The company ended the recent quarter with total liquidity of $182.5 million.
Pachter said he doesn't think the retailer will survive without first filing for bankruptcy. By staying in business, he said, landlords have no incentive to let the RadioShack terminate its leases; by entering into bankruptcy, the lease terminations would be completed automatically.
RadioShack earlier this year had announced plans to close 1,100 stores to lower expenses, but its lenders did not agree to the terms set forward. Instead, they agreed the chain could shutter 200 stores a year for the next three years.
"A creditor who advances funds now is going to see some of the funds used to pay rent for unproductive stores," Pachter said.
Magnacca also pointed to the company's positioning as a top-five Apple retailer as a bright spot for its mobile segment, which accounts for half of RadioShack's business and saw a 30.4 percent sales drop in the most recent quarter.
But despite demand for the new iPhone 6 and accessories, B. Riley's Tilghman, who has had a $0 price target on RadioShack since June, said he doesn't see the release moving the needle for RadioShack.
"It all depends on what type of allocations they get," he said, adding Apple will clearly get the best, followed by carrier partners second and retailers third. Best Buy will rank above RadioShack, he said, since it houses Apple shop-in-shops in its stores.

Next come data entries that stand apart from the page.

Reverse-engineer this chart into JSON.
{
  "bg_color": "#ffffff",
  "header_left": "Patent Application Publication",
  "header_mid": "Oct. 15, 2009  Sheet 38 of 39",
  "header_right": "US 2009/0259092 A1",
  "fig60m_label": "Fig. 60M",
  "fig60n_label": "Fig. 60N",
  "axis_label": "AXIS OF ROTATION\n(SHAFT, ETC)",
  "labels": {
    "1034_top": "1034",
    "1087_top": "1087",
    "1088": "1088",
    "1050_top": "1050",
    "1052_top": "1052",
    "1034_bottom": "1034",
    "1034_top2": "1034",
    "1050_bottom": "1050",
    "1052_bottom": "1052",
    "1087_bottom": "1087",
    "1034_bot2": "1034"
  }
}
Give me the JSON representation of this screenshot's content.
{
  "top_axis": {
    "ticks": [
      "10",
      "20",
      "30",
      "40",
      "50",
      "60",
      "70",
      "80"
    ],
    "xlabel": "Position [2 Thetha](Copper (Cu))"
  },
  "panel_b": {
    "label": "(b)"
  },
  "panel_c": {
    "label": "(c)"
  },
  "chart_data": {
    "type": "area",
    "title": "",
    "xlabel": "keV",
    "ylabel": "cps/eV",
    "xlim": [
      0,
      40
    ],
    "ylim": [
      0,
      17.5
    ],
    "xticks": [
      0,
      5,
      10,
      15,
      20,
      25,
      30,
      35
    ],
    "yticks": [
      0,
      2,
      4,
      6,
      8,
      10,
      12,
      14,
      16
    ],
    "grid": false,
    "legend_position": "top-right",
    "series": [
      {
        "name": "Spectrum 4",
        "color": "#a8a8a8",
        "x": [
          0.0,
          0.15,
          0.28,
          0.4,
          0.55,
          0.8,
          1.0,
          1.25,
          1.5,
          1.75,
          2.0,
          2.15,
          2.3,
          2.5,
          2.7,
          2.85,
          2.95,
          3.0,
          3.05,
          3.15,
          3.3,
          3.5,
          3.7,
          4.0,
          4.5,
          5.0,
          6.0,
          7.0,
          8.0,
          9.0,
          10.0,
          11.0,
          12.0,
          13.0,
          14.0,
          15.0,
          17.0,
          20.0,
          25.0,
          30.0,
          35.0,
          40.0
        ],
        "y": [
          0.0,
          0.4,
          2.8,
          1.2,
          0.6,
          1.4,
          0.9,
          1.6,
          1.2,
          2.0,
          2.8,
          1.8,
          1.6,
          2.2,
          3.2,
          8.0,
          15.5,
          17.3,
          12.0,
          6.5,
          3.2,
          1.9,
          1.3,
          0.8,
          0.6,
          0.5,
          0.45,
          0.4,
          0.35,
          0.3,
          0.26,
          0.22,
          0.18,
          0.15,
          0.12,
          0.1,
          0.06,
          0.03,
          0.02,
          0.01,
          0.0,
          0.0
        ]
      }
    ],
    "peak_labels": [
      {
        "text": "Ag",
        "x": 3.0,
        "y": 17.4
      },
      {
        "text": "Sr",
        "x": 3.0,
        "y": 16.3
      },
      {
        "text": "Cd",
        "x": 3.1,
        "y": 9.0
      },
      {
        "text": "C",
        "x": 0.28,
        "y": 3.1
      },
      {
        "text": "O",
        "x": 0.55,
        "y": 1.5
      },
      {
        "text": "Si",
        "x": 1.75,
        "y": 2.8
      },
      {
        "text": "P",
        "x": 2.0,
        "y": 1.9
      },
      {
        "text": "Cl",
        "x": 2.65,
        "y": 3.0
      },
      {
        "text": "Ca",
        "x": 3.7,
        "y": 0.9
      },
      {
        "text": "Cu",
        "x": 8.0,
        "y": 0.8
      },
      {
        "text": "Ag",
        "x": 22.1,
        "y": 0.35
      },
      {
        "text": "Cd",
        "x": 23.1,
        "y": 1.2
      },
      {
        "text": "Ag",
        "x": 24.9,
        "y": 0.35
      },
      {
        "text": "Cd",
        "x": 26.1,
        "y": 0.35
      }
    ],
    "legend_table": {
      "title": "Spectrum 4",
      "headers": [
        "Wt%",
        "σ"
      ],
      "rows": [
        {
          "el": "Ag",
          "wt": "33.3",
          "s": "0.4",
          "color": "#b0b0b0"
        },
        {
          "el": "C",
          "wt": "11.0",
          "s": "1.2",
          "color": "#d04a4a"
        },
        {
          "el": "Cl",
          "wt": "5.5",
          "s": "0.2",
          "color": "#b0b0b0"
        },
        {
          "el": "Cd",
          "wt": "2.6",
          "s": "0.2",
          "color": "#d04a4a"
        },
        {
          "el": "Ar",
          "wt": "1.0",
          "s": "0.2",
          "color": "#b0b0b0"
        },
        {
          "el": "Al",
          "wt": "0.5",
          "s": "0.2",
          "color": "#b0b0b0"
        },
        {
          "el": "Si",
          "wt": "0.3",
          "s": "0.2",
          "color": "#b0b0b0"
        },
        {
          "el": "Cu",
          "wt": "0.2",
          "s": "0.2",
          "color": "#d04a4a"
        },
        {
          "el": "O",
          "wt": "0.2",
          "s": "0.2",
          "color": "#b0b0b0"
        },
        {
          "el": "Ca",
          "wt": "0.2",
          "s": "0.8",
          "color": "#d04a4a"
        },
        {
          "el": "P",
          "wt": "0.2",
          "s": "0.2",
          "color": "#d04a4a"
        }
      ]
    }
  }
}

Tilghman added that what ultimately led to the "unraveling" of Circuit City was a lack of shipments from vendors. Though he hasn't yet seen this happen to RadioShack—which has said it still has strong relationships with its vendors—he will be looking for signs of this over the next two months.
"I think that's why we're seeing them scramble to try to find some way to try to appease the vendor community now," Tilghman said.